I can not get it to work , I tried BIGINT, DOUBLE, DECIMAL(6,1) but elasticsearch is showing data type as "text" except for the first field "txn_id" , strange ?
+---------------------+------------+--------------------+--+
| col_name | data_type | comment |
+---------------------+------------+--------------------+--+
| txn_id | bigint | from deserializer |
| txn_process_date | timestamp | from deserializer |
| transp_id | string | from deserializer |
| ext_plaza_id | string | from deserializer |
| transp_cur_bal | bigint | from deserializer |
| ext_lane_id | string | from deserializer |
| ext_date_time | timestamp | from deserializer |
| toll_amt_charged | bigint | from deserializer |
| toll_amt_collected | bigint | from deserializer |
| toll_amt_full | bigint | from deserializer |
| ent_plaza_id | string | from deserializer |
| ent_date_time | timestamp | from deserializer |
| ent_lane_id | string | from deserializer |
+---------------------+------------+--------------------+--+"toll_amt_full" : { "type" : "text", "fields" : { "keyword" : { "type" : "keyword", "ignore_above" : 256 } } }, "txn_id" : { "type" : "long" }, "txn_process_date" : { "type" : "date" }
The data in the fields is a numeric type and I found a document on the web saying that elasticsearch for hadoop will set the type as "long/double" if the data is integer or real .
https://www.elastic.co/guide/en/elasticsearch/hadoop/master/mapping.html
0: jdbc:hive2://hadoop2:10000/default> select toll_amt_collected,toll_amt_full from pa_lane_txn_orc limit 5;
+---------------------+----------------+--+
| toll_amt_collected | toll_amt_full |
+---------------------+----------------+--+
| 79 | 106 |
| 106 | 132 |
| 106 | 132 |
| 102 | 125 |
| 106 | 125 |
I changed the fields containing numbers to 'FLOAT' but only one is converted to float the rest are still text ?

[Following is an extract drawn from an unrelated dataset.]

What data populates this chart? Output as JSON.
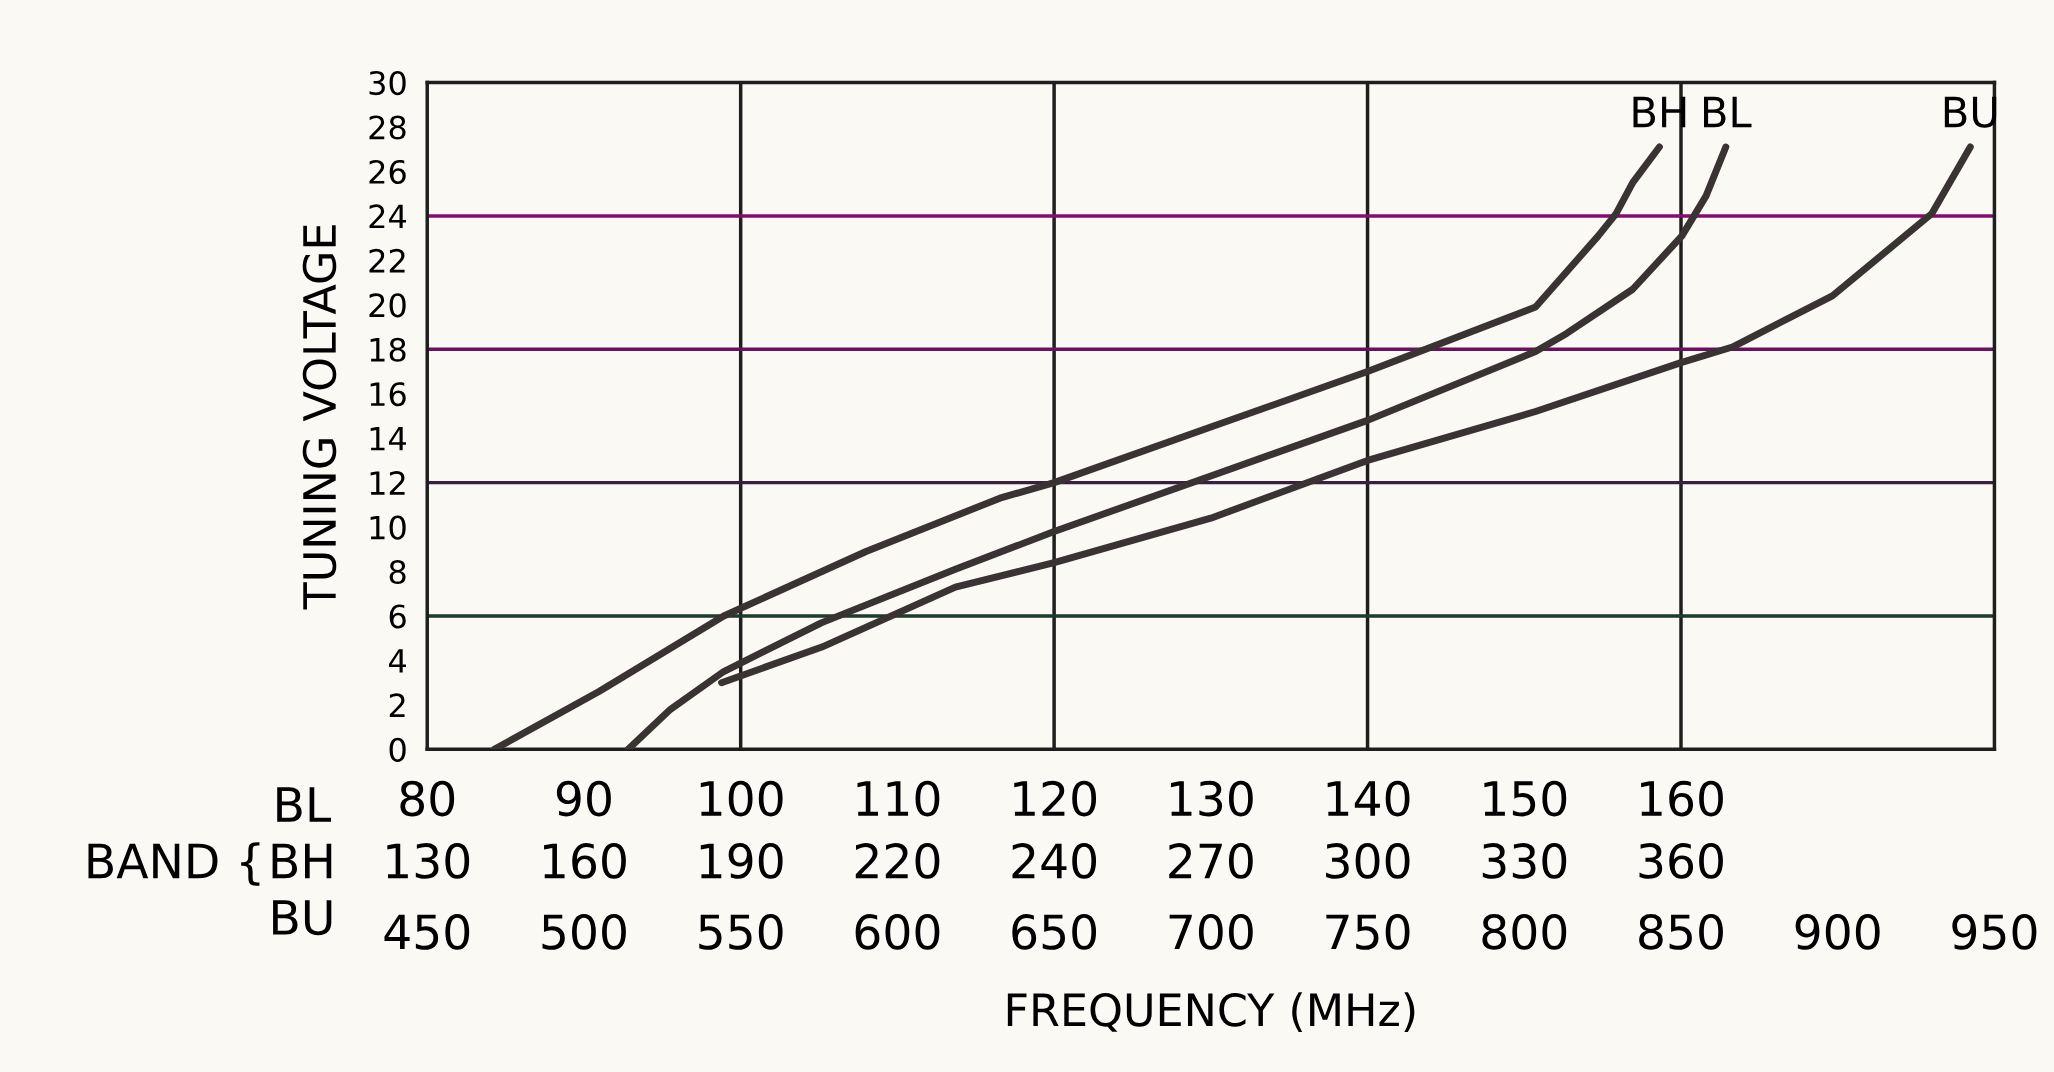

0: jdbc:hive2://hadoop2:10000/default> select toll_amt_full, toll_amt_collected, toll_amt_charged from pa_lane_txn_orc limit 10;
+----------------+---------------------+-------------------+--+
| toll_amt_full | toll_amt_collected | toll_amt_charged |
+----------------+---------------------+-------------------+--+
| 106 | 79 | 79 |
| 132 | 106 | 106 |
| 132 | 106 | 106 |
| 125 | 102 | 106 |"toll_amt_charged" : { "type" : "text", "fields" : { "keyword" : { "type" : "keyword", "ignore_above" : 256 } } }, "toll_amt_collected" : { "type" : "text", "fields" : { "keyword" : { "type" : "keyword", "ignore_above" : 256 } } }, "toll_amt_full" : { "type" : "float" }, "transp_id" : { "type" : "text", "fields" : { "keyword" : { "type" : "keyword", "ignore_above" : 256 } } },
I discovered some more strange behavior , it sometimes create the fields as text and sometimes as FLOAT ? whats going on here .
"toll_amt_charged" : { "type" : "float" }, "toll_amt_collected" : { "type" : "float" }, "toll_amt_full" : { "type" : "float" }, "transp_id" : {